Banning walked to McCoy’s target. The .45 in John Dillinger’s hand was no longer visible. Nor was the hand itself. McCoy’s twenty shots had obliterated them. There was just one hole in the target, no larger than two balled fists held together.
“Colonel,” Banning said, “in the Marine Corps, that’s what we call ‘a nice little group.’”
“I’m suitably impressed,” Albright confessed.
“And does that mean we have crossed all your ts and dotted all your is?”
“Yes, I think we can say that,” Albright said.
“If you’re going back into Washington, Colonel, I think Captain McCoy would like a ride into Unio
n Station.”
“You’re not going?” McCoy asked evenly.
“He’s not going where?” Albright blurted.
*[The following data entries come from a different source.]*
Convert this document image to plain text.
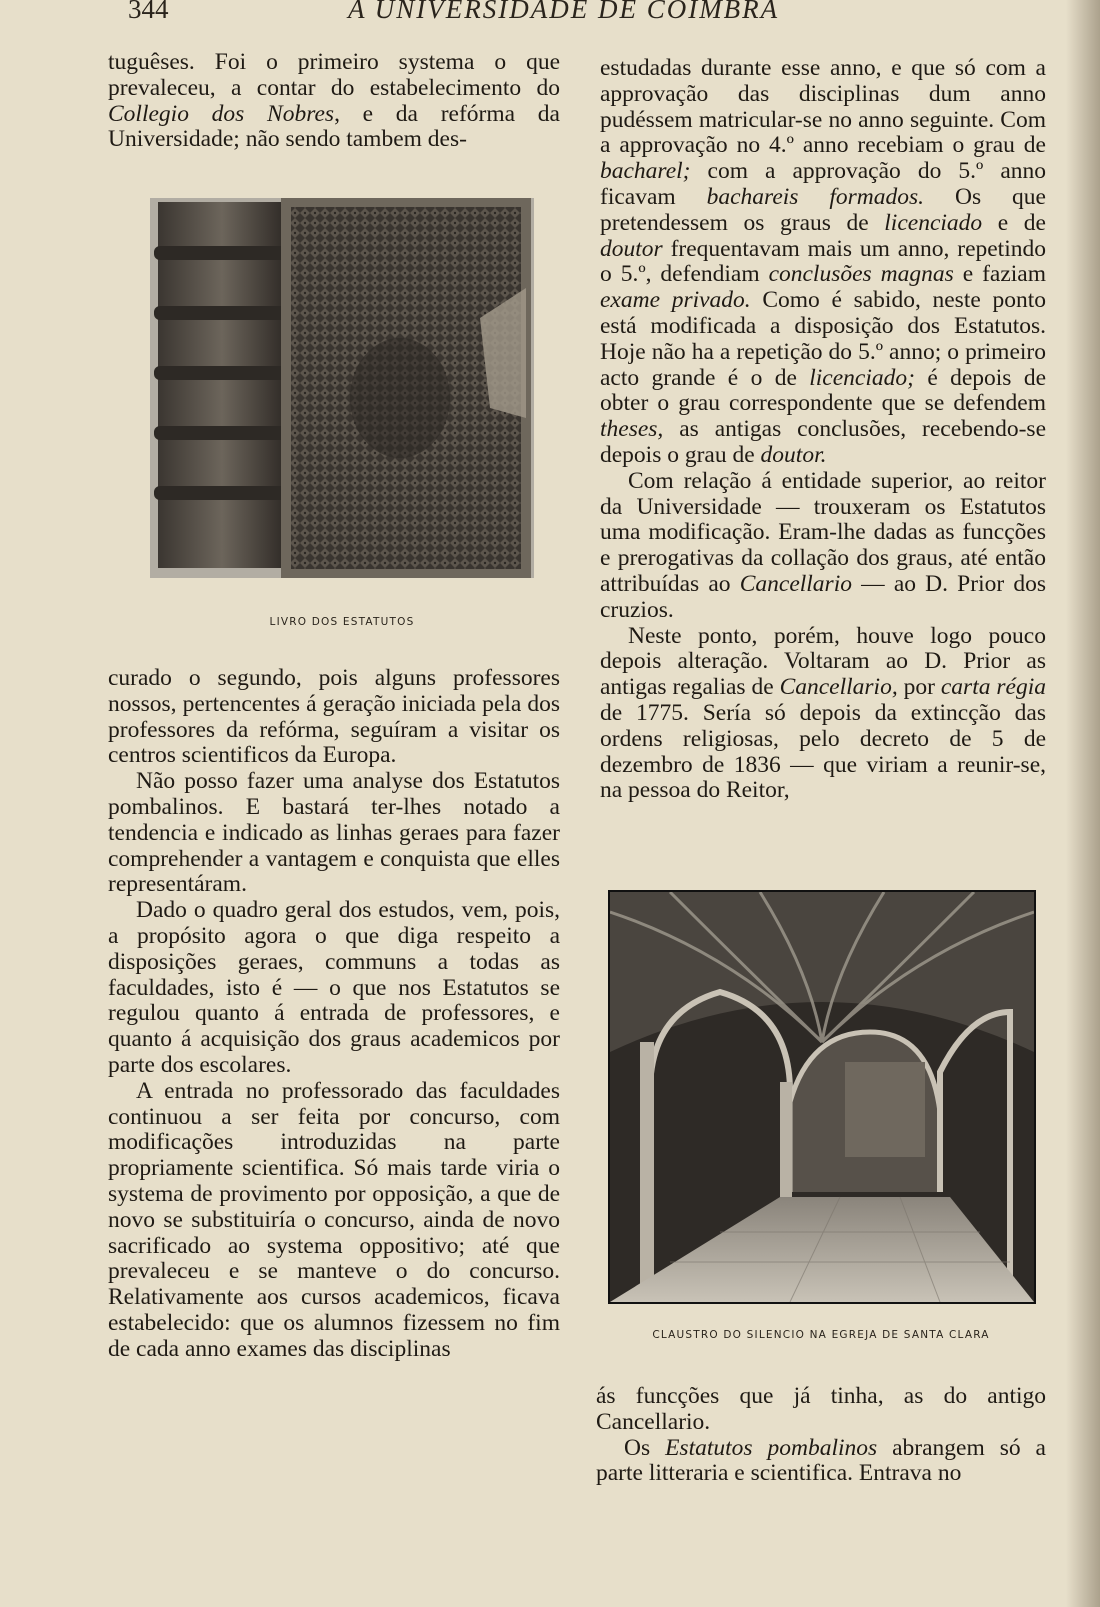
344	A UNIVERSIDADE DE COIMBRA

tuguêses. Foi o primeiro systema o que prevaleceu, a contar do estabelecimento do Collegio dos Nobres, e da refórma da Universidade; não sendo tambem des-

LIVRO DOS ESTATUTOS

curado o segundo, pois alguns professores nossos, pertencentes á geração iniciada pela dos professores da refórma, seguíram a visitar os centros scientificos da Europa.

Não posso fazer uma analyse dos Estatutos pombalinos. E bastará ter-lhes notado a tendencia e indicado as linhas geraes para fazer comprehender a vantagem e conquista que elles representáram.

Dado o quadro geral dos estudos, vem, pois, a propósito agora o que diga respeito a disposições geraes, communs a todas as faculdades, isto é — o que nos Estatutos se regulou quanto á entrada de professores, e quanto á acquisição dos graus academicos por parte dos escolares.

A entrada no professorado das faculdades continuou a ser feita por concurso, com modificações introduzidas na parte propriamente scientifica. Só mais tarde viria o systema de provimento por opposição, a que de novo se substituiría o concurso, ainda de novo sacrificado ao systema oppositivo; até que prevaleceu e se manteve o do concurso. Relativamente aos cursos academicos, ficava estabelecido: que os alumnos fizessem no fim de cada anno exames das disciplinas

estudadas durante esse anno, e que só com a approvação das disciplinas dum anno pudéssem matricular-se no anno seguinte. Com a approvação no 4.º anno recebiam o grau de bacharel; com a approvação do 5.º anno ficavam bachareis formados. Os que pretendessem os graus de licenciado e de doutor frequentavam mais um anno, repetindo o 5.º, defendiam conclusões magnas e faziam exame privado. Como é sabido, neste ponto está modificada a disposição dos Estatutos. Hoje não ha a repetição do 5.º anno; o primeiro acto grande é o de licenciado; é depois de obter o grau correspondente que se defendem theses, as antigas conclusões, recebendo-se depois o grau de doutor.

Com relação á entidade superior, ao reitor da Universidade — trouxeram os Estatutos uma modificação. Eram-lhe dadas as funcções e prerogativas da collação dos graus, até então attribuídas ao Cancellario — ao D. Prior dos cruzios.

Neste ponto, porém, houve logo pouco depois alteração. Voltaram ao D. Prior as antigas regalias de Cancellario, por carta régia de 1775. Sería só depois da extincção das ordens religiosas, pelo decreto de 5 de dezembro de 1836 — que viriam a reunir-se, na pessoa do Reitor,

CLAUSTRO DO SILENCIO NA EGREJA DE SANTA CLARA

ás funcções que já tinha, as do antigo Cancellario.

Os Estatutos pombalinos abrangem só a parte litteraria e scientifica. Entrava no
He had naturally presumed that no one would leave the Country Club until, per Paragraph 12(d)(2) of Opplan China Clipper, the two station wagons departed at 0515 hours on Wednesday to drive everybody and their luggage and equipment to Newark Airport.
“I’ve decided the best thing for me to do, Ken, is stick around here.”
“Where are you going, McCoy?”
“I’ve decided, Colonel, there being no reason that Captain McCoy has to be here, that he can have a pass until 0900 Wednesday morning, when he will report to base operations at Newark airport. He’s going to be in New York City, and I know where to reach him, if necessary.”
There is no reason General Adamson has to know that, Colonel Albright decided.
“You want me to call somebody for you?” McCoy asked, and Albright understood that the conversation was now not between colonel and captain but between close friends.
“I don’t think that would be a good idea, Ken,” Banning said, confirming this. “I may call her from here, but I think everything that has to be said has been said.”
McCoy nodded.
XIV
[ONE]
U.S. Army Air Corps Staging Area
Newark Airport, New Jersey
0845 17 March 1943
“Just so we understand each other,” Miss Ernestine Sage said, as the silver 1939 LaSalle convertible splashed through the slush of a now mostly melted early-morning snowstorm, “You are not just going to get out of the car at the gate and wave good-bye to me. I’m going to see you take off.”
“I’m not sure I can get you inside, Ernie,” McCoy said.
“Wave your goddamned magic wand,” she said. “Either that, or I’ll throw an hysterical fit at the gate.”
“I’ll try,” he said.
They had spent the night at Rocky Fields Farm. Though he had gone there more than a little reluctantly, Ernie had announced that if they spent the night at her apartment in New York City alone, she would go crazy. And in fact it had turned out better than he thought it would. Ernie’s father and mother had not only been very nice, but he finally accepted that they were sorry to see him go. Maybe only because that was going to make Ernie unhappy, but so what?